Legend of Sindh celebrated the obscure Sindhi flavors; the event was part of efforts to keep alive the distinct identity and culture of Sindhi community.
Sindhi culture has its roots in Sindh, now a part of Pakistan. It belongs to the ancient civilization of the Indus Valley. It is a culture which is rich with history, art and flavors. As any other cultural dynasties of Indian history, the Sindhi culture has a mark of its own. Its cuisine, though influenced by Central Asia, Mughals and Persia, has carved an identity of its own.
Post partition, Hindu Sindhis got scattered across the globe. Their culture and flavors were nearly forgotten. To keep their distinct identity, culture and heritage from being lost to annals of history, there are efforts to keep it alive in mainstream society. Legend of Sindh, a 10-day Sindhi Food Festival at Sofitel Mumbai BKC was one such event.
Legend of Sindh celebrated the obscure Sindhi flavors. Celebrity Chef Suresh Hinduja, who has roots in the Shikarpur district near the banks of the Indus River, promised to give a glimpse of the little-known style of cooking from the pre-partition days with some traditional recipes being showcased for the first time.

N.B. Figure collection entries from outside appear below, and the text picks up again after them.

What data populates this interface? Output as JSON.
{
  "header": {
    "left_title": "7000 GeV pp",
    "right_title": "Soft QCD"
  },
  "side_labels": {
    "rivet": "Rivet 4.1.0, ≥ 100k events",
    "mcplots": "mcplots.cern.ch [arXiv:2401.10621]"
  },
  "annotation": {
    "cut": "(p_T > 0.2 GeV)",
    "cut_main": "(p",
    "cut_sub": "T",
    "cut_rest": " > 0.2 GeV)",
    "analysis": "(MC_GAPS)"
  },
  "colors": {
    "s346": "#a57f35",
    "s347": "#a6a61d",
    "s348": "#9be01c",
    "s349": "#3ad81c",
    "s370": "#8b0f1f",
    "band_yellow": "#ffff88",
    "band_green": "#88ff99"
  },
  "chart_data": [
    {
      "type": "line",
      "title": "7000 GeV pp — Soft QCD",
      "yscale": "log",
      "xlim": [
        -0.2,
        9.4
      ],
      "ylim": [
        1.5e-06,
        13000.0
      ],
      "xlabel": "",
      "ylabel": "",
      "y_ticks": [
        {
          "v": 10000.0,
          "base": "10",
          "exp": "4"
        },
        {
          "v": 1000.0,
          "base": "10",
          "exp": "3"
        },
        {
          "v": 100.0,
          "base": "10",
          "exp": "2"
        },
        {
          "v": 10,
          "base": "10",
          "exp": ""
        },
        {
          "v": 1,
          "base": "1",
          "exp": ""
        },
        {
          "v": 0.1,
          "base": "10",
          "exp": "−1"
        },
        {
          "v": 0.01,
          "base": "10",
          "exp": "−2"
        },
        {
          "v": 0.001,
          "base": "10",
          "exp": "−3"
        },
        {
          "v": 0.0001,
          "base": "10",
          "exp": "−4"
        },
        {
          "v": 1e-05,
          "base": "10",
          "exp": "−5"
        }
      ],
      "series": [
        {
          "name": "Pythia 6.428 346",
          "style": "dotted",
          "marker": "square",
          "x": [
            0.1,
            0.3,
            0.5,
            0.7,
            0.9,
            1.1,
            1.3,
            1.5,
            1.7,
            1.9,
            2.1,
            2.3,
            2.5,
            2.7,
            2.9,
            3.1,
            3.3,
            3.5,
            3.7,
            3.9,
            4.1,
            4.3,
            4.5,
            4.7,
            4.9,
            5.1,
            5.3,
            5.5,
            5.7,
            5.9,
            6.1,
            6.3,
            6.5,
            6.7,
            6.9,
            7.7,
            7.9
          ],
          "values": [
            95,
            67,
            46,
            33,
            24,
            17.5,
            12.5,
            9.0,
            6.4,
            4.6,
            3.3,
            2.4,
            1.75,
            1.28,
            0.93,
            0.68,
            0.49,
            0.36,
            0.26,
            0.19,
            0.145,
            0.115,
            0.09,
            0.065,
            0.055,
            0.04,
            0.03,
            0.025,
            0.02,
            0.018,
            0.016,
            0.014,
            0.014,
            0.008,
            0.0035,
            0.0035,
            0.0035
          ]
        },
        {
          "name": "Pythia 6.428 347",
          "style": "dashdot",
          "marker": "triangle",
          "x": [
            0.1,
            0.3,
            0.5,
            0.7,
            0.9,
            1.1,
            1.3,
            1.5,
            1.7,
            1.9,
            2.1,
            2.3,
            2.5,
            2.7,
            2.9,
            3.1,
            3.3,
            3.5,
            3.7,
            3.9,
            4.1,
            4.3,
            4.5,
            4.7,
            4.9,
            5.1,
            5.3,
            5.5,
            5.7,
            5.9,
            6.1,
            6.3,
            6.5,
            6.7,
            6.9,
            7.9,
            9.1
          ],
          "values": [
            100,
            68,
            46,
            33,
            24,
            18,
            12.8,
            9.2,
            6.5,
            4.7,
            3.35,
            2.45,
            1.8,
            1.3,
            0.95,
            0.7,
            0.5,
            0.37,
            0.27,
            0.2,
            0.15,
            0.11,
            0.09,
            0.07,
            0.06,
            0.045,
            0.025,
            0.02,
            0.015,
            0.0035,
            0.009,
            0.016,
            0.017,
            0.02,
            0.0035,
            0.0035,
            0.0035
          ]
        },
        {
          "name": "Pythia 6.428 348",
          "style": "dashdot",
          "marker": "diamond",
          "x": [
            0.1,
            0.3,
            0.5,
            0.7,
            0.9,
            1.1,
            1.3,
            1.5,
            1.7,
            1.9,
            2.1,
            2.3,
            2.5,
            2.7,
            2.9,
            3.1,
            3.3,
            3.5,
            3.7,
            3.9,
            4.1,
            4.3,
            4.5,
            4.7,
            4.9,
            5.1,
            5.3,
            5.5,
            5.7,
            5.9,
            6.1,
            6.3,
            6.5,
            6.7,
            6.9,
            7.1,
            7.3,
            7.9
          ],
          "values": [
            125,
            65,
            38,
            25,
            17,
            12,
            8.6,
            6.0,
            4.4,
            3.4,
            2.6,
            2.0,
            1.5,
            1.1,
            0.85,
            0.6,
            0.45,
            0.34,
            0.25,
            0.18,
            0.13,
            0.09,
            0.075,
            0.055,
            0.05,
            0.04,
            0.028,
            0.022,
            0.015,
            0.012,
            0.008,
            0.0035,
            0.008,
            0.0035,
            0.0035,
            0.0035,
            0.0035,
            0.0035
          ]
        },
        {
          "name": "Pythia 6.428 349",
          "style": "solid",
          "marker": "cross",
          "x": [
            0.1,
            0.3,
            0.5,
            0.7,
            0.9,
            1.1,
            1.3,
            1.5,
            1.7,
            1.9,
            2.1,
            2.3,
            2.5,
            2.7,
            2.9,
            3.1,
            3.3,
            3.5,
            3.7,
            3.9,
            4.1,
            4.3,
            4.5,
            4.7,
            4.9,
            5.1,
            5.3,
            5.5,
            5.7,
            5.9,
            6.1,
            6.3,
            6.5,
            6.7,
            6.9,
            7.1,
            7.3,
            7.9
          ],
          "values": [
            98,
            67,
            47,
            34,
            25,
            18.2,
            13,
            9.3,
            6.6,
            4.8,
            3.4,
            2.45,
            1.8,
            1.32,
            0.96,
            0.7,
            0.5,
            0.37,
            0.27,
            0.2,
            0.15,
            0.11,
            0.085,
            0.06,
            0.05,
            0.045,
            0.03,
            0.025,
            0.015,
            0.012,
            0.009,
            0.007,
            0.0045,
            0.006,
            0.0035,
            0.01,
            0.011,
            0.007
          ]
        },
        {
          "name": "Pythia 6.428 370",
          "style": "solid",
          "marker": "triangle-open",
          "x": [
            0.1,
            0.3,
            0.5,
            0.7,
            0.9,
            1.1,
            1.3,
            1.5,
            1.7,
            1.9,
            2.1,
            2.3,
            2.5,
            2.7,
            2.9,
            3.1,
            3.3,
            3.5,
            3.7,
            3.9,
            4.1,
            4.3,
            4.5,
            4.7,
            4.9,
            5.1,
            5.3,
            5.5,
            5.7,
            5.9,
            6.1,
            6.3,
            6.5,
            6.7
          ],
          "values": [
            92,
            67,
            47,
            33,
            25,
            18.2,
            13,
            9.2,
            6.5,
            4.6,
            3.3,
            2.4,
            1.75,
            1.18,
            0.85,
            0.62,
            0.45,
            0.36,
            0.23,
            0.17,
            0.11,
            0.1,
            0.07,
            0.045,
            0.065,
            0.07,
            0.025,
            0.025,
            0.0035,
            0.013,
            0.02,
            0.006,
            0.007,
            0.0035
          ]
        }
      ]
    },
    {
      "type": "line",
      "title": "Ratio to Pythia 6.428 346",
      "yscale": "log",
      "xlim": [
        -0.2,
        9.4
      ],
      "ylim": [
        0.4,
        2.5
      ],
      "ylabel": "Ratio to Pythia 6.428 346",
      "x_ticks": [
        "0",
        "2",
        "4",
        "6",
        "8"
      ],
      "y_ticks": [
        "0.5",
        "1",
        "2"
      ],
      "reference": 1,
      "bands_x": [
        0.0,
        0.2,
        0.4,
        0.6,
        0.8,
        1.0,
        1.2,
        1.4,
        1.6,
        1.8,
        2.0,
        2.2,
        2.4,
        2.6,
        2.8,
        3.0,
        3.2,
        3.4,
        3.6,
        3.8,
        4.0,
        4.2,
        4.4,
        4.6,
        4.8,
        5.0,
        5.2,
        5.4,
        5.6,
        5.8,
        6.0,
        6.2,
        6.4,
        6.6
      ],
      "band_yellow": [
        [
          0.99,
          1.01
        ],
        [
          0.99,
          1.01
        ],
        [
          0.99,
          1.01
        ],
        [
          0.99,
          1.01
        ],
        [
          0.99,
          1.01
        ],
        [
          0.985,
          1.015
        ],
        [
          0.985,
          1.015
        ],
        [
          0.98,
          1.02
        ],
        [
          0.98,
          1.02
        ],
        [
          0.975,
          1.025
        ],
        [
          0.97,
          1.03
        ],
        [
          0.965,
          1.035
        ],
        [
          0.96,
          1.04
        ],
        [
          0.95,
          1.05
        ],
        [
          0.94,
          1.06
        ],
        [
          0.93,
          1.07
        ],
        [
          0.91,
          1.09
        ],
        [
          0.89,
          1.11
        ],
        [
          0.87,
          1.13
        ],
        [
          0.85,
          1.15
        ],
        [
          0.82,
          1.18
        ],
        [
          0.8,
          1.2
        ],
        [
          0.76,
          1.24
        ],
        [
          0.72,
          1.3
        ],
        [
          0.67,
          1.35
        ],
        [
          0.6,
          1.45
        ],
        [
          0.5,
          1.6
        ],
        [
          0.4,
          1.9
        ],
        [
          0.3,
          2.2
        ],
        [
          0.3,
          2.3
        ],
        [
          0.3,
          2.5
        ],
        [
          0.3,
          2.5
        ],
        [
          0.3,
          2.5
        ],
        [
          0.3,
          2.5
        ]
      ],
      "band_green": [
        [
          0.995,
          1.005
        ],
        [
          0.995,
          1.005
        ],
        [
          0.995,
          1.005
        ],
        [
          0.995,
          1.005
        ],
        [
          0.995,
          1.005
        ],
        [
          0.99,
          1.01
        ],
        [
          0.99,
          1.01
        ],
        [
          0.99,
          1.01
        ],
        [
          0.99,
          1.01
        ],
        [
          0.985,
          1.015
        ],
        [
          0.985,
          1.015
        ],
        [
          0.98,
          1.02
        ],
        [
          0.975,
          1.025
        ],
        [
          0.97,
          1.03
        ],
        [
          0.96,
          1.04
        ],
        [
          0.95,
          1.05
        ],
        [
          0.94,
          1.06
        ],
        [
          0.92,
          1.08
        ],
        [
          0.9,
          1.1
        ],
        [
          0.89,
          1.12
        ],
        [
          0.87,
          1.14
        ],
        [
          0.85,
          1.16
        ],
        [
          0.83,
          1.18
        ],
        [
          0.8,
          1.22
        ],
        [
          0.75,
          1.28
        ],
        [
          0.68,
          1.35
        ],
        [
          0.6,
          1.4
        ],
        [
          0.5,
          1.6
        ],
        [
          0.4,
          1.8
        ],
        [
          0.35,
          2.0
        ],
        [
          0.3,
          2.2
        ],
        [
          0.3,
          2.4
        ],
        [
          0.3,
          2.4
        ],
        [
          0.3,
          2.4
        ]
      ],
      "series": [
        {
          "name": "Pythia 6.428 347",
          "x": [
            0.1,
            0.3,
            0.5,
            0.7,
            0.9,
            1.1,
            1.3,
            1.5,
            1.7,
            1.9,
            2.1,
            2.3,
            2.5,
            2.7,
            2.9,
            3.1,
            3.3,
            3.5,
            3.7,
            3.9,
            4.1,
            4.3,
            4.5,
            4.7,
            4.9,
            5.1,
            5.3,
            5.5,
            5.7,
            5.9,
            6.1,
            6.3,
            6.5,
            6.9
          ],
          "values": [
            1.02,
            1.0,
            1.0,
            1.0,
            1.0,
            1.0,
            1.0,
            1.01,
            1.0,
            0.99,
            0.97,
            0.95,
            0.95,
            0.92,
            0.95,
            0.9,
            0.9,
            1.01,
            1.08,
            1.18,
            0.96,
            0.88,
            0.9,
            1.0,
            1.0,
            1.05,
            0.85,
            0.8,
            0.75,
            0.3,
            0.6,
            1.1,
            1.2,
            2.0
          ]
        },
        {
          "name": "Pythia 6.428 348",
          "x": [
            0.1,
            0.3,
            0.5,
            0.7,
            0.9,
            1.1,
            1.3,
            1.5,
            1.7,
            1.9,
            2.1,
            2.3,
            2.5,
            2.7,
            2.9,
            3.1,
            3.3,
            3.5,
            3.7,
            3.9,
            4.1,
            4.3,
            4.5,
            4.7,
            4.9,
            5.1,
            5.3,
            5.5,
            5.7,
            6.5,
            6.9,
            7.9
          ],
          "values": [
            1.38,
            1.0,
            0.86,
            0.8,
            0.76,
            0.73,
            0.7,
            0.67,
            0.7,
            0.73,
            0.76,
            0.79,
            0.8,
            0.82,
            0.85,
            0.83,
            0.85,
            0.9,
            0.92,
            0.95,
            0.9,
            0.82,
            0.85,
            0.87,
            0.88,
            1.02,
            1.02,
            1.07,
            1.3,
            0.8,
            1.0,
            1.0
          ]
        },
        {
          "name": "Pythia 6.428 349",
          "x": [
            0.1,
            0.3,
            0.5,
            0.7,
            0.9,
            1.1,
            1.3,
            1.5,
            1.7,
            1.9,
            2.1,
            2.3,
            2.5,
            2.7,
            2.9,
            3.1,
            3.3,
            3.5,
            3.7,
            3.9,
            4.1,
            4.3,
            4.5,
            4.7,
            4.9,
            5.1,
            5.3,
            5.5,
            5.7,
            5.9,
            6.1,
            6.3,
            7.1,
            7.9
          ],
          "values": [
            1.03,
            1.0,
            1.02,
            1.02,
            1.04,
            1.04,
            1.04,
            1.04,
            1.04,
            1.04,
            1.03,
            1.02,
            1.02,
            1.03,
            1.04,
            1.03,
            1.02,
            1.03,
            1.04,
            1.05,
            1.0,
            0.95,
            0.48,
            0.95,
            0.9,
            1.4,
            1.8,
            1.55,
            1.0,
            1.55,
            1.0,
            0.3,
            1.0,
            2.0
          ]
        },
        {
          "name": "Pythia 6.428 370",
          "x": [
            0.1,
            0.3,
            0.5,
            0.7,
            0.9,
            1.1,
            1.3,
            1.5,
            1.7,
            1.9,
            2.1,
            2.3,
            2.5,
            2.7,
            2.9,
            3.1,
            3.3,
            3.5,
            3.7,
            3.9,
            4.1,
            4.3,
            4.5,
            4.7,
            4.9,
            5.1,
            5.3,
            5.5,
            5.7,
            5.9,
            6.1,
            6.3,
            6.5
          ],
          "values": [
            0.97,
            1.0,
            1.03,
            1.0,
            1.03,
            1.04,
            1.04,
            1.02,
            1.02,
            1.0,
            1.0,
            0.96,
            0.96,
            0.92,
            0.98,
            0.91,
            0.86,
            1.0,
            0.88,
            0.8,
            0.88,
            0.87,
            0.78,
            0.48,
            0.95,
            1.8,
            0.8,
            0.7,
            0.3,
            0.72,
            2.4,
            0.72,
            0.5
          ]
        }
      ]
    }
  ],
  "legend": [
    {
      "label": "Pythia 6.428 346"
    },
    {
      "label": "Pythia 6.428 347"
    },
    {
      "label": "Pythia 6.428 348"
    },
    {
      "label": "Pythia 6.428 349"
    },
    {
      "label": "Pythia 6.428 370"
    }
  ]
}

It was a sensory journey through the forgotten, contemporary recipes and a new-age take on the cuisine of one of the largest provinces of undivided India, binding premium elements with top-tier quality in rare recipes and a delectable gastronomic expedition. Rare ingredients such as Lotus Root, Gucchi (Morel Mushrooms), Turnips, and Amritsar Vadis, to name a few, were used for the preparation of the course. Signature dishes like naturally fermented wheat and millet tandoori rotis, Bajra Khichdi with Vadi crumble, Kutiyal Murgh, Chapli kababs, Gathadi (Potli) pickles, Thandai Mousse and Rose centered Gulab Jamuns made a debut to diners in Mumbai.
The festival further flaunted a plethora of live stations serving vegetarian and non-vegetarian Tawa food (TakaTak) and a wood-fired overnight cooked mutton curry station. Suresh Hinduja’s signature cocktail, Sheila Kijwani, which promised to tantalize with its sandalwood and jasmine notes was also served.